Alors ...merci qui ? 😛😛
@+ le spartiate
salut forumers
Pour les anciens du topic de LeTigre, j'avais programmé la descente de Shafer Trail en VTT : c'est fait !
le 17 RDV à Tag a Long: quelle ne fût pas ma surprise d'être le seul courageux à tenter la descente. donc je ne serai pas à la ramasse et je n'aurai pas à attendre les retardataires: super La Shafer à mon rythme !!!! Après le Shuttle privé jusqu'au départ de la Shafer trail me voilà parti, le spartiate sur son VTT, une piste agréable .. un rêve de VTTiste au petit matin à la fraîche...petite allure; pèpère sur son vélo: connaissant pas la piste et ses dangers descente bien négociée, j'en redemande !
commence la partie de plaisir ; 20 km de piste sur jusqu'au Colorado: RDV à 12h 05 bien précis et le RDV signé et contresigné : important: donc je dois être au bord du Colorado à 12 h 05😏: j'ai bien compris madame !!
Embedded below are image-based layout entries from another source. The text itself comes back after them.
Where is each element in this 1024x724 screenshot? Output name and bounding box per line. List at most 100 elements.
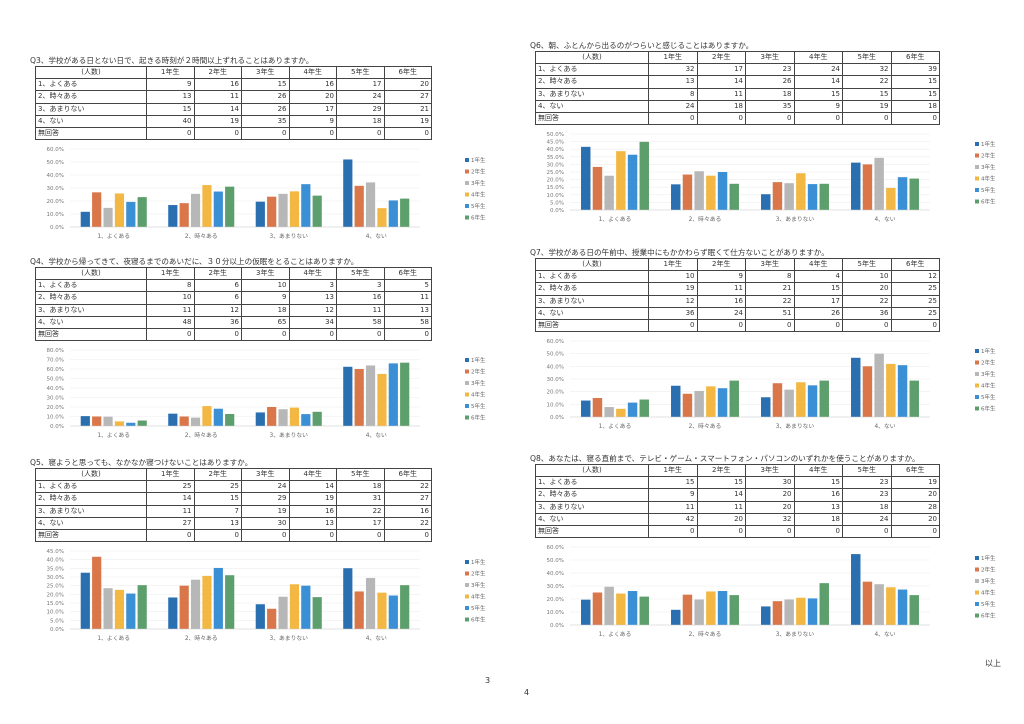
cell-value: 0 — [146, 126, 195, 141]
column-header: 3年生 — [745, 257, 795, 272]
legend-label: 4年生 — [471, 593, 486, 601]
legend-swatch — [465, 369, 469, 374]
cell-value: 22 — [842, 294, 892, 308]
bar-3年生 — [278, 193, 288, 228]
legend-swatch — [465, 192, 469, 197]
legend-label: 2年生 — [471, 368, 486, 376]
y-tick-label: 10.0% — [47, 610, 64, 616]
y-tick-label: 0.0% — [50, 225, 64, 231]
bar-1年生 — [343, 366, 353, 427]
cell-value: 17 — [336, 78, 385, 92]
table-row: 2、時々ある 13 11 26 20 24 27 — [35, 90, 432, 104]
legend-label: 5年生 — [471, 402, 486, 410]
cell-value: 30 — [745, 476, 795, 490]
legend-label: 5年生 — [981, 600, 996, 608]
table-row: 無回答 0 0 0 0 0 0 — [535, 524, 940, 539]
column-header: 4年生 — [793, 463, 843, 478]
y-tick-label: 50.0% — [547, 132, 564, 138]
cell-value: 4 — [793, 270, 843, 284]
cell-value: 19 — [288, 492, 337, 506]
bar-4年生 — [377, 374, 387, 427]
bar-1年生 — [761, 606, 771, 626]
bar-2年生 — [267, 608, 277, 630]
bar-1年生 — [671, 184, 681, 211]
table-row: 3、あまりない 11 12 18 12 11 13 — [35, 303, 432, 317]
cell-value: 14 — [793, 75, 843, 89]
cell-value: 31 — [336, 492, 385, 506]
legend-swatch — [975, 165, 979, 170]
bar-1年生 — [851, 162, 861, 211]
column-header: 1年生 — [648, 257, 698, 272]
column-header: 4年生 — [288, 467, 337, 482]
column-header: 6年生 — [383, 65, 432, 80]
category-label: 4、ない — [366, 432, 387, 439]
cell-value: 0 — [241, 528, 290, 543]
cell-value: 23 — [842, 476, 892, 490]
bar-6年生 — [137, 420, 147, 427]
cell-value: 16 — [793, 488, 843, 502]
cell-value: 22 — [383, 480, 432, 494]
bar-3年生 — [604, 175, 614, 211]
cell-value: 0 — [890, 318, 940, 333]
bar-4年生 — [114, 193, 125, 228]
bar-5年生 — [388, 595, 398, 630]
table-row: 4、ない 36 24 51 26 36 25 — [535, 306, 940, 320]
cell-value: 36 — [193, 315, 242, 329]
table-row: 4、ない 40 19 35 9 18 19 — [35, 114, 432, 128]
legend-label: 1年生 — [471, 558, 486, 566]
table-row: 1、よくある 8 6 10 3 3 5 — [35, 279, 432, 293]
cell-value: 18 — [842, 500, 892, 514]
cell-value: 13 — [193, 516, 242, 530]
y-tick-label: 20.0% — [547, 597, 564, 603]
column-header: 6年生 — [890, 463, 940, 478]
question-8: Q8、あなたは、寝る直前まで、テレビ・ゲーム・スマートフォン・パソコンのいずれか… — [530, 453, 1000, 641]
row-label: 4、ない — [535, 306, 649, 320]
cell-value: 48 — [146, 315, 195, 329]
bar-6年生 — [225, 186, 235, 228]
cell-value: 0 — [336, 126, 385, 141]
category-label: 4、ない — [366, 233, 387, 240]
results-table: (人数) 1年生 2年生 3年生 4年生 5年生 6年生 1、よくある 15 15 30 15 23 19… — [535, 463, 940, 539]
bar-3年生 — [784, 389, 794, 418]
row-label: 4、ない — [535, 99, 649, 113]
cell-value: 10 — [241, 279, 290, 293]
cell-value: 10 — [648, 270, 698, 284]
question-5: Q5、寝ようと思っても、なかなか寝つけないことはありますか。 (人数) 1年生 2年生… — [30, 457, 490, 645]
cell-value: 15 — [793, 87, 843, 101]
category-label: 1、よくある — [599, 216, 632, 223]
bar-6年生 — [909, 178, 919, 211]
row-label: 4、ない — [35, 315, 147, 329]
cell-value: 12 — [648, 294, 698, 308]
cell-value: 19 — [890, 476, 940, 490]
y-tick-label: 50.0% — [547, 352, 564, 358]
legend-label: 3年生 — [471, 581, 486, 589]
legend-swatch — [465, 560, 469, 565]
legend-label: 5年生 — [471, 604, 486, 612]
cell-value: 27 — [383, 90, 432, 104]
legend-label: 3年生 — [981, 163, 996, 171]
bar-2年生 — [682, 174, 693, 211]
column-header: 1年生 — [146, 65, 195, 80]
cell-value: 25 — [890, 294, 940, 308]
y-tick-label: 5.0% — [50, 618, 64, 624]
bar-3年生 — [874, 157, 884, 211]
legend-swatch — [465, 415, 469, 420]
cell-value: 20 — [745, 488, 795, 502]
cell-value: 0 — [745, 111, 795, 126]
bar-6年生 — [819, 380, 829, 418]
table-row: 3、あまりない 12 16 22 17 22 25 — [535, 294, 940, 308]
legend-swatch — [465, 381, 469, 386]
bar-1年生 — [80, 416, 90, 427]
legend-label: 6年生 — [981, 612, 996, 620]
cell-value: 22 — [336, 504, 385, 518]
bar-2年生 — [92, 192, 102, 228]
cell-value: 9 — [146, 78, 195, 92]
cell-value: 12 — [890, 270, 940, 284]
bar-1年生 — [581, 400, 591, 418]
bar-1年生 — [80, 572, 90, 630]
table-header-row: (人数) 1年生 2年生 3年生 4年生 5年生 6年生 — [535, 50, 940, 65]
category-label: 1、よくある — [97, 432, 130, 439]
column-header: 3年生 — [241, 266, 290, 281]
legend-label: 1年生 — [981, 347, 996, 355]
cell-value: 0 — [383, 126, 432, 141]
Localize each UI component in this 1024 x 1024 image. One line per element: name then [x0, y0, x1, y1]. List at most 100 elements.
Entame de la piste: du plat; grand braqué et "CLANG" un petit bruit qui signifie pêtage de chaine, il est 9 h : le RDV est à l'eau mais pas du celle du Colorado
j'essaie de réparer: je ne suis Mc GYVER/ seule solution envisagée est de remonter la Shafer à pied et téléphoner à l'entrée ;station des Rangers: faisable peut-être en moins de 2 h Quand tout à coup, la cavalerie US se pointe sur la piste, une jeep rouge (Chris et Richard) me propose leur aide bienvenue Gentiment me propose de m'emmener Au RDV Adieux les 20 km sur VTT, mais le restant de la ballade n'est pas foutue Let's GO ! Musselman Arch : Zappé ; tant pis, je la referai plus tard (2 JOURS après) Arrivée au trail de Lathrop Canyon reste 4 miles : impec je serai à l'heure !!! on entame la piste: impec. Quand tout arrêt sur un passage un peu délicat que Maseb aurait passé tranquilou, mais pas Chris. I am affraid!!!! pas plus loin: mais chacun selon ses possibilités: je remercie Chriss et Richard que je ne reverrai plus (photo d'usage) au moins ils auront quelque anedoctes à raconter à la Thanksgiving !! et moi à Noël !! j'estime qu'il reste 2 miles ou moins j'espère: il est 11 h
je compte sur la déclivité, ça devrait le faire !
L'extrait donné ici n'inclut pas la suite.